A model of biocomposites. (a) A schematic diagram of staggered mineral crystals embedded in protein matrix. (b) A simplified model showing the load-carrying structure of the mineral–protein composites. Most of the load is carried by the mineral platelets whereas the protein transfers load via the high shear zones between mineral platelets.

Figure 3

A length scale for optimized fracture strength in mineral platelet. (a) A schematic diagram of mineral platelet with a surface crack. (b) Comparison of the fracture strength of a cracked mineral platelet calculated from the Griffith criterion with the strength of a perfect crystal.

Figure 4

The color map of normal stress σ₂₂ at critical fracture load in a mineral platelet containing a thumbnail crack with depth equal to half of the platelet thickness.

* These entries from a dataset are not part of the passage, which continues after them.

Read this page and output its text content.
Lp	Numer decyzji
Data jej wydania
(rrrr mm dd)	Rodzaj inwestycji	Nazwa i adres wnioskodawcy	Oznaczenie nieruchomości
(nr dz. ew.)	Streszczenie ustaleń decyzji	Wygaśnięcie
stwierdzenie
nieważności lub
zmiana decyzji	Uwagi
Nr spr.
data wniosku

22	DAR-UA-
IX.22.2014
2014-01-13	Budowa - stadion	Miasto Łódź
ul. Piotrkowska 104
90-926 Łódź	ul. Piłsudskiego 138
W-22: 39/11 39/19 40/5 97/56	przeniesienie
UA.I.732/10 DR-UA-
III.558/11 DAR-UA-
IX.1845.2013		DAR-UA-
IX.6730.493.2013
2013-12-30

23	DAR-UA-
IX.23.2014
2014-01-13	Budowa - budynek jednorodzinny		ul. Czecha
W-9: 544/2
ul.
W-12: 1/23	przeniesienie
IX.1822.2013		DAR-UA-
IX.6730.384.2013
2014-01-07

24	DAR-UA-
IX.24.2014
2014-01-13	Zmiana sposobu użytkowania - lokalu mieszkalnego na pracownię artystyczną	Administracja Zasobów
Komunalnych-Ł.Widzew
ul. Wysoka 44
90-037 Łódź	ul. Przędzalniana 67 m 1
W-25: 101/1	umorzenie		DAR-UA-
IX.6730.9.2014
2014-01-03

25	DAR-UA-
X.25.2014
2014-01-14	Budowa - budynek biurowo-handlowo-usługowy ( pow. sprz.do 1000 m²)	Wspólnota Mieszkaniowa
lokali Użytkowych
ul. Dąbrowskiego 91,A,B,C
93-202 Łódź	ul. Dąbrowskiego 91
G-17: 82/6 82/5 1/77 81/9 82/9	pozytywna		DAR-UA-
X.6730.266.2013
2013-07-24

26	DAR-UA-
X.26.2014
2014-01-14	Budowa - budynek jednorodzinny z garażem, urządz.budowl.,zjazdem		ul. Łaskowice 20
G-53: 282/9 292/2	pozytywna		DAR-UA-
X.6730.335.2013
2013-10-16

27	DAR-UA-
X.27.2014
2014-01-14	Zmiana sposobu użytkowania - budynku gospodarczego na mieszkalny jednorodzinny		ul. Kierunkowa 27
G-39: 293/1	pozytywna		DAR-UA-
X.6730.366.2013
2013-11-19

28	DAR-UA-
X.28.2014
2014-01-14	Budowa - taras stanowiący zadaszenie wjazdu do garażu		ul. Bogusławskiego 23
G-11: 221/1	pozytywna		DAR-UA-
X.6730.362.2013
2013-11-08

The calculation is performed by using a 3D finite element method based on the virtual internal bond model, as the thickness of the mineral platelet decreases toward the critical thickness for optimum fracture strength. At large thicknesses (h/h* = 20,200), the stress concentration at the crack tip significantly reduces the fracture strength σ_f from the theoretical strength σ_th. Near the critical thickness h*, the stress concentration vanishes and the strength approaches the theoretical strength.